Description of the Problem
Videos carry rich information with both visual (including text) and audio modality.
Video understanding has been a popular research topic in both academia and industry.
The development of methods to fuse the multi-modal information is also a
challenging and meaningful exploration.
In this challenge, we focus on extracting subtitles from videos. Subtitles are the text
derived from either a transcript or screenplay of the dialogue or commentary in
videos. Subtitles may be the most important text information for video data, as they
contain information of what the people said. They are widely used in
recommendation, retrieval and video understanding systems.
Subtitles refer to the text displayed in the video after converting the audio into
accurate text, however the text in the video is not always belong to subtitles. For
example, the text in the blue boxes in the figure is not a subtitle, but the text in the red
box that converts audio into text is a subtitle.
Subtitle extraction is a challenging task with single modal information. The audio
method is sensitive to the background noise and variations in accent, and some
specific or homophonic words are difficult to recognize accurately. If we only
consider visual information, it is plausible that the above problems could be tackled.
However, other problems along with video scenes appear if we overlook speech
information: Texts of plenty of categories are included and stacked, such as logos,
ads, backgrounds, and so on. They are great interference for extracting subtitles only
from video frames.
From the application perspective, annotating videos is very costly, whether in
annotating audio or text. Sometimes, the annotations of a single modality may be
available. In this challenge, we aim to encourage the development of methods to use
this supervision to train models to learn to perform annotations in another modality,
exploring new way of effective algorithm iteration across different modality.

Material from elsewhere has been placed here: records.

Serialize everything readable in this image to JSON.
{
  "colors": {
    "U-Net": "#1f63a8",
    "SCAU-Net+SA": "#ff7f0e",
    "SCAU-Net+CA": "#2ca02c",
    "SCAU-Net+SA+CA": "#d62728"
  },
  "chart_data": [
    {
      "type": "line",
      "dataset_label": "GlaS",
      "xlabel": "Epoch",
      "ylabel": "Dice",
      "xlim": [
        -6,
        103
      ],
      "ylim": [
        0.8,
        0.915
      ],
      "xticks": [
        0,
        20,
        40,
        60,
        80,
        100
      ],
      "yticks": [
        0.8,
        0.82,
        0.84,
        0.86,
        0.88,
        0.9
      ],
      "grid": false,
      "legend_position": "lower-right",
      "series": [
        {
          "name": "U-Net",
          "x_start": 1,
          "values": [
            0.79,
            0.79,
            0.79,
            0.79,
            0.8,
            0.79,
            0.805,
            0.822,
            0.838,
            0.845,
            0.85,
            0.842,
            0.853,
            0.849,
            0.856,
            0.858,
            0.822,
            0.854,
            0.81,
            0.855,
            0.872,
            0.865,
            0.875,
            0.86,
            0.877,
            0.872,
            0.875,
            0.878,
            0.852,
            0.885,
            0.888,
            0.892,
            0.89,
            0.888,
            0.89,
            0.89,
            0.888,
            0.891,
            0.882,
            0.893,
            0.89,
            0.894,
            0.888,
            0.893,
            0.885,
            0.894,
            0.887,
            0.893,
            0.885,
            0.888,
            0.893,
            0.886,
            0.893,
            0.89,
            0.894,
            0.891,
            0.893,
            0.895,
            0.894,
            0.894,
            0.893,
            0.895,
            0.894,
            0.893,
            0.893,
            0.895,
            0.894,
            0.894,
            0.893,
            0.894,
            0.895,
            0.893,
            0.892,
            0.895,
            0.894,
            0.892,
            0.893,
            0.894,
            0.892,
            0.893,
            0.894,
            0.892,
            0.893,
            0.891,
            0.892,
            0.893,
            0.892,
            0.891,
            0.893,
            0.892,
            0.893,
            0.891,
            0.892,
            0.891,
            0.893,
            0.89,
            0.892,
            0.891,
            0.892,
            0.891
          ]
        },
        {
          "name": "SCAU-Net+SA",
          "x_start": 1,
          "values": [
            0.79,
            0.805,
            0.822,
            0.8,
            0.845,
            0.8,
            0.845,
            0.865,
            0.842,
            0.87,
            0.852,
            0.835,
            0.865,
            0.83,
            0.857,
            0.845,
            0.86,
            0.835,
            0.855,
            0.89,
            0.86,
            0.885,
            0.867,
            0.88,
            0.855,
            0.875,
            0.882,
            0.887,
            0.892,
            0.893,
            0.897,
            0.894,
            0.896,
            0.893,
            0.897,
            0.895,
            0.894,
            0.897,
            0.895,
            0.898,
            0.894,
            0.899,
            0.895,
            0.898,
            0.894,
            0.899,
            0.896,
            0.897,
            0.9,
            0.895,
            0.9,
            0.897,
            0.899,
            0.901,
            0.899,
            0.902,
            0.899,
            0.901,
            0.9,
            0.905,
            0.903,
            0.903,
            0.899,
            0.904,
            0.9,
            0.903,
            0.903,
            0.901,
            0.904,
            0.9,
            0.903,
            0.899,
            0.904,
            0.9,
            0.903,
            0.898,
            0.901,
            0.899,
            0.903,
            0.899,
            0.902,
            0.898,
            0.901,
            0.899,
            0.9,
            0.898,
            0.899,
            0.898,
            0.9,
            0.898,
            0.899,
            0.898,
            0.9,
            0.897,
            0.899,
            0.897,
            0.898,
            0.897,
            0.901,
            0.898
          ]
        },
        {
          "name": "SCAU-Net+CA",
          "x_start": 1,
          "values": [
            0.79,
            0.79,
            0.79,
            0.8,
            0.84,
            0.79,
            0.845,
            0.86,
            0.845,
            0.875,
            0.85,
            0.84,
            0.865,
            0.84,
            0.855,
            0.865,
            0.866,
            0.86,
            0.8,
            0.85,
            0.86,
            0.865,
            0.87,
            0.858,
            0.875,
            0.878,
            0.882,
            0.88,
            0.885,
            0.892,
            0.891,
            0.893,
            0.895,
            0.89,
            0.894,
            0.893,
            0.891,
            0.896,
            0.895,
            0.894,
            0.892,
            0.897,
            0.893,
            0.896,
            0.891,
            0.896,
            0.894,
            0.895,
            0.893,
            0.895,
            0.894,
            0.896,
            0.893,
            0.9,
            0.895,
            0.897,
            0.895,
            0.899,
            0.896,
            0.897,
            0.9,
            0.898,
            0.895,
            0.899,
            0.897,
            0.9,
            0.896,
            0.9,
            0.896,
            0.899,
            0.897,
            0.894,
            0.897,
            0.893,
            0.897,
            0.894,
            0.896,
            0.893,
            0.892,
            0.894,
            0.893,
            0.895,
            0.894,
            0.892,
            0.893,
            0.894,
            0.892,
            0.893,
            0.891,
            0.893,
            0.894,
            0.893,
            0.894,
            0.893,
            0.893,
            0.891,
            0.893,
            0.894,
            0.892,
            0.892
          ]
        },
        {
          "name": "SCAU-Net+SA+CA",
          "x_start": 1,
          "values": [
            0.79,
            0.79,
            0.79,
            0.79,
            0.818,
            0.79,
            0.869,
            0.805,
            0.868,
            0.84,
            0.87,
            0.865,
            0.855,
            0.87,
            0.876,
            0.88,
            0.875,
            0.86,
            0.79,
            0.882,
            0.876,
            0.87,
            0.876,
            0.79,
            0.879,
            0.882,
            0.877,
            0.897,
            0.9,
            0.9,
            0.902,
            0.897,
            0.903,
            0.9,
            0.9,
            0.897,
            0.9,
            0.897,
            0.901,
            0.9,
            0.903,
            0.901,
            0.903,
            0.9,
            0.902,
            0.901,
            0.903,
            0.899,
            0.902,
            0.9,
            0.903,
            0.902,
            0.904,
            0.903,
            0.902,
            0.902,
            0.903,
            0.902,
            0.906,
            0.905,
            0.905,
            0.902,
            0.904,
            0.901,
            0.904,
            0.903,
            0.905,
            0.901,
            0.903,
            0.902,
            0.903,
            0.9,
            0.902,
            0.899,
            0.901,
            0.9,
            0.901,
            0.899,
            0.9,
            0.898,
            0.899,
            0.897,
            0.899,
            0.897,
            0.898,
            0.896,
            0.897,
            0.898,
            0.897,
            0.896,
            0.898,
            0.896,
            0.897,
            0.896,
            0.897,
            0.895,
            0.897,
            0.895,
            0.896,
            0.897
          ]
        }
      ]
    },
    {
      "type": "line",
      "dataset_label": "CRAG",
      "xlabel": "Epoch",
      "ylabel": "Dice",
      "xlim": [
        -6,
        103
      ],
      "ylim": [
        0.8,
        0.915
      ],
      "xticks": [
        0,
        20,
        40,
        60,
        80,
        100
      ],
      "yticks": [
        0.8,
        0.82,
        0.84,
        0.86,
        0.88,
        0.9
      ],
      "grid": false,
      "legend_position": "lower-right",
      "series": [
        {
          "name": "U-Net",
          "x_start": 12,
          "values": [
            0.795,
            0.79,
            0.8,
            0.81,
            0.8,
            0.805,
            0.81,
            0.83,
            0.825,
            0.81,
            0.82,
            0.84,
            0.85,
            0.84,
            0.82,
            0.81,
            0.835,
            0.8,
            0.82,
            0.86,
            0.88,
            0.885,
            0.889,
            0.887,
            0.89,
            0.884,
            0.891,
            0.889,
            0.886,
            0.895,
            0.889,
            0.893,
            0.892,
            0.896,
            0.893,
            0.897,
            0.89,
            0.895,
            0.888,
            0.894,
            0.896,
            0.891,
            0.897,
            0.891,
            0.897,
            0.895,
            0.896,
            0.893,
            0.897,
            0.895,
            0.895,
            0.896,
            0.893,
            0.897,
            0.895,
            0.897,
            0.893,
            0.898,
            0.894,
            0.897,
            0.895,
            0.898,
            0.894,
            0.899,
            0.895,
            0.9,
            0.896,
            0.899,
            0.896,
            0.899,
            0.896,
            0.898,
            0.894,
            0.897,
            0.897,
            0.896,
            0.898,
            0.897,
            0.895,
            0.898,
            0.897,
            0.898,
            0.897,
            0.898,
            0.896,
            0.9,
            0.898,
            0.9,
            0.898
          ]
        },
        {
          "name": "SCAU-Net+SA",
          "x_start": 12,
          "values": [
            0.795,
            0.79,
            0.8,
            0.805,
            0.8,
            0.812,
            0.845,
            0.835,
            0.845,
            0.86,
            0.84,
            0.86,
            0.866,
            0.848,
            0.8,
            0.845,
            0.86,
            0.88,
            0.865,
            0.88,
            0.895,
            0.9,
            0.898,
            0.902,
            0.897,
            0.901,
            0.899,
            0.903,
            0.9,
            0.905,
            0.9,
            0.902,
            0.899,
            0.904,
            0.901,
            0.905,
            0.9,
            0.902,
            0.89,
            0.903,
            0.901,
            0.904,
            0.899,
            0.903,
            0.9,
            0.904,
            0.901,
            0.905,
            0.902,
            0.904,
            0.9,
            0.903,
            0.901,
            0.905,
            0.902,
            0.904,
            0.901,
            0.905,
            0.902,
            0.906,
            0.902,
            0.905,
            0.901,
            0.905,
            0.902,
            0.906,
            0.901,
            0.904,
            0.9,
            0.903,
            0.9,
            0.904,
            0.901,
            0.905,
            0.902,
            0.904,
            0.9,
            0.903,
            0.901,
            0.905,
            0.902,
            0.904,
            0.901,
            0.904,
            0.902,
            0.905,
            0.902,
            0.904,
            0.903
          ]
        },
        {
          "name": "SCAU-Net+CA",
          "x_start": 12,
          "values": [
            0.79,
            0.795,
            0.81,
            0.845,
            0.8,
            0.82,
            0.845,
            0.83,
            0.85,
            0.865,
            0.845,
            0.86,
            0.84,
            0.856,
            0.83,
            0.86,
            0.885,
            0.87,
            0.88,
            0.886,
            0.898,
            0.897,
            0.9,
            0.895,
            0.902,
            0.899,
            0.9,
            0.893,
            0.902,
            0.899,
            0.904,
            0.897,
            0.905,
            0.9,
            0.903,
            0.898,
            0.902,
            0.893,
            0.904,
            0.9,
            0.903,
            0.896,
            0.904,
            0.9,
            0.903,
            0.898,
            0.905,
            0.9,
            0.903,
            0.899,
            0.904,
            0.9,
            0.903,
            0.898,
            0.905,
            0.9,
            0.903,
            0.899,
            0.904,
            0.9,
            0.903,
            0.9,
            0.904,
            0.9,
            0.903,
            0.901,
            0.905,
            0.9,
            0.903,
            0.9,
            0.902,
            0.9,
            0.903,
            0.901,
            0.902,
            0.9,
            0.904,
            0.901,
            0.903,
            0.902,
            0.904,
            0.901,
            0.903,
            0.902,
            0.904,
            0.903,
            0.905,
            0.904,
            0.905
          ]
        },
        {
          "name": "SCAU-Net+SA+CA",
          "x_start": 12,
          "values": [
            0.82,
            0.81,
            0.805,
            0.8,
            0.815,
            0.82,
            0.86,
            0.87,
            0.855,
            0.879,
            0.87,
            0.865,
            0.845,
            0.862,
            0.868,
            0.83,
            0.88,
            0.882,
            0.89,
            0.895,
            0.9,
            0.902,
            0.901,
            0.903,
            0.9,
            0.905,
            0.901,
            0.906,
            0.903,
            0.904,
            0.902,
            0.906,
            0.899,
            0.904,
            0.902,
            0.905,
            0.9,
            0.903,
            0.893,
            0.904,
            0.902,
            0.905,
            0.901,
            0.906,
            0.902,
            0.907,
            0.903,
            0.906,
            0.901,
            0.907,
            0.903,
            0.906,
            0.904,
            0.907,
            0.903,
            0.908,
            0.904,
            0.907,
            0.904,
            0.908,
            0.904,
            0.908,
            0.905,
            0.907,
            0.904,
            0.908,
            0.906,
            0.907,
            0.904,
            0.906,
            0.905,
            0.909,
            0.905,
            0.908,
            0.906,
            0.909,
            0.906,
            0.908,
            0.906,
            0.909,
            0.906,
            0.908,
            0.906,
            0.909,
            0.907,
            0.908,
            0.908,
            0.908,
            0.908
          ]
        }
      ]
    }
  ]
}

Therefore, fusing both audio and visual modalities is necessary
and complimentary for subtitle extraction.
In this challenge, we provide a large-scale
video dataset with both visual and audio annotations for extracting subtitles with
multi-modal technologies. We provide three subtasks for the participants, on the first
task, participants can use only audio supervision, whereas in the second, only visual
information is provided. In the third subtask, both visual and audio supervision are
provided and can be used.
Subtask 1: Extracting subtitles in visual modality with audio annotations
To extract subtitles from video frames, a large number of keyframes should be
annotated with bounding boxes and contents, which is extremely costive. However,
speech transcripts are much easier to obtain, and they contain almost all the content of
the subtitles. In this subtask, we present a challenge that explores learning visual
subtitles with the supervision of speech scripts. We expect that the annotation from
the audio modality can improve the subtitle extraction from the visual modality.
In this subtask, we will present 75h of video content, divided into set of 50, 20, 5 as
training, validation, and testing sets, respectively. For the training set, only audio
annotations will be provided. The participants are required to design subtitles OCR
system with these annotations. To pretrain an OCR system, participants can also use a
limited number of open datasets, and fine-tune their model with audio supervision.
Under these conditions, will be asked to produce subtitle text for each video in our
testing set, and the submitted results will be ranked using the CER metric.
The site for submissions is subtask1.
Subtask 2: Extracting subtitles in audio modal with visual annotations
In speech recognition tasks, especially in video speech recognition tasks, audio data
are difficult to label owing to background music, sound effects, or noise. However, all
texts information including subtitles in the video can supply weakly labeled
information.
There are lots of videos with subtitles. Some texts information including
subtitles are manually generated, whereas some are automaticly generated.
Although the quality of automatic subtitles may be worse than that of manual subtitles, they are
often available in much greater quantity.
Therefore, this task considers the use of
visual annotations in videos, especially automatic annotations to assist in building an
ASR system.
In this subtask, the participants will be required to use only visual annotations to
build an ASR system for the corresponding videos. To improve the robustness, some
public ASR data in the following tables may be used as well. We will also provide a
baseline model. The submitted results will be ranked with the CER metric on our
testing set.
The site for submissions is subtask2.
Subtask 3: Extracting subtitles with both visual and audio annotations
In this subtask, for the training set, we present 50 hours of video content with both the
visual and audio supervisions and 200-hour video content with no annotation.
Another 20 and 5 h of videos will be provided to serve as validation and testing sets, respectively.
For the visual annotation, we will provide characters of all text in key frames,
we will present speech transcripts of each VAD
segment or the audio modal. With these data, participants will be required to produce
subtitle for each video in our testing set, and the submitted results will be ranked with
the CER metric.
The site for submissions is subtask3.